Credit: Vasileios P. Kemerlis, Michalis Polychronakis, and Angelos D. Keromytis
ret2dir is a new kernel exploitation technique that uncovered how fundamental OS design practices and implementation decisions can significantly weaken the effectiveness of state-of-the-art kernel protection mechanisms.
Return-to-user (ret2usr) attacks are the de-facto kernel exploitation technique in commodity OSes. In a ret2usr attack, kernel code or data pointers are overwritten with user-space addresses after exploiting certain memory corruption vulnerabilities in kernel code. This allows attackers to execute shellcode with kernel rights by hijacking a privileged control path and redirecting it to user space memory, easily circumventing protections like kernel ASLR and NX. In essence, ret2usr attacks take advantage of the weak separation of the kernel context from user space (i.e., kernel code and data are inaccessible from code running in user mode, but the kernel has complete and unrestricted access to the whole address space, including user code and data), as for performance reasons the kernel is typically mapped into the address space of every running process. In response to such attacks, several kernel-hardening approaches have been proposed to enforce a more strict address space separation, by preventing arbitrary control flow transfers and data accesses from kernel to user space. Intel and ARM recently introduced hardware support for this purpose in the form of the SMEP, SMAP, and PXN processor features.

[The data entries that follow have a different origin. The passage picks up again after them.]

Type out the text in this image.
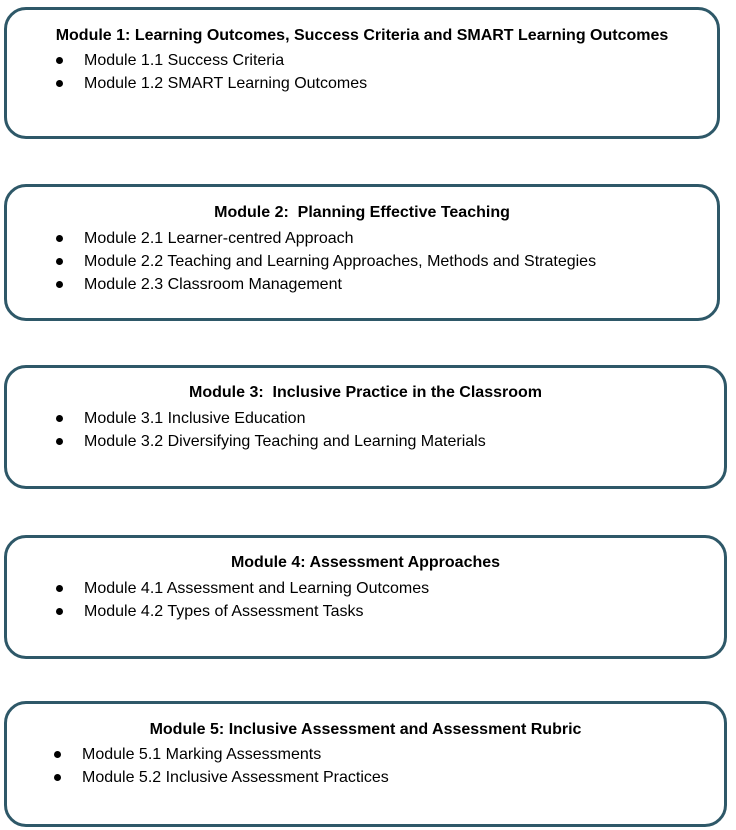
Module 1: Learning Outcomes, Success Criteria and SMART Learning Outcomes

Module 1.1 Success Criteria
Module 1.2 SMART Learning Outcomes

Module 2:  Planning Effective Teaching

Module 2.1 Learner-centred Approach
Module 2.2 Teaching and Learning Approaches, Methods and Strategies
Module 2.3 Classroom Management

Module 3:  Inclusive Practice in the Classroom

Module 3.1 Inclusive Education
Module 3.2 Diversifying Teaching and Learning Materials

Module 4: Assessment Approaches

Module 4.1 Assessment and Learning Outcomes
Module 4.2 Types of Assessment Tasks

Module 5: Inclusive Assessment and Assessment Rubric

Module 5.1 Marking Assessments
Module 5.2 Inclusive Assessment Practices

In their work, Kemerlis et al. showed that although mechanisms like the above prevent the explicit sharing of the virtual address space among user processes and the kernel, conditions of implicit sharing still exist due to fundamental OS design choices that trade stronger isolation for performance. They demonstrated how implicit data sharing can be leveraged for the complete circumvention of software and hardware kernel isolation protections, by introducing a new kernel exploitation technique, dubbed return-to-direct-mapped memory (ret2dir). ret2dir bypasses existing ret2usr protections, such as PaX’s KERNEXEC and UDEREF, Intel’s SMEP and SMAP, as well as ARM’s PXN, by taking advantage of the kernel’s direct-mapped physical memory region. They also presented techniques for constructing ret2dir exploits against x86, x86-64, AArch32, and AArch64 Linux targets that bypass all tested protection mechanisms (KERNEXEC, UDEREF, SMEP, SMAP, and PXN). Finally, to mitigate ret2dir attacks, they also discussed the design and implementation of an eXclusive Page Frame Ownership (XPFO) scheme for the Linux kernel that prevents the implicit sharing of physical memory pages.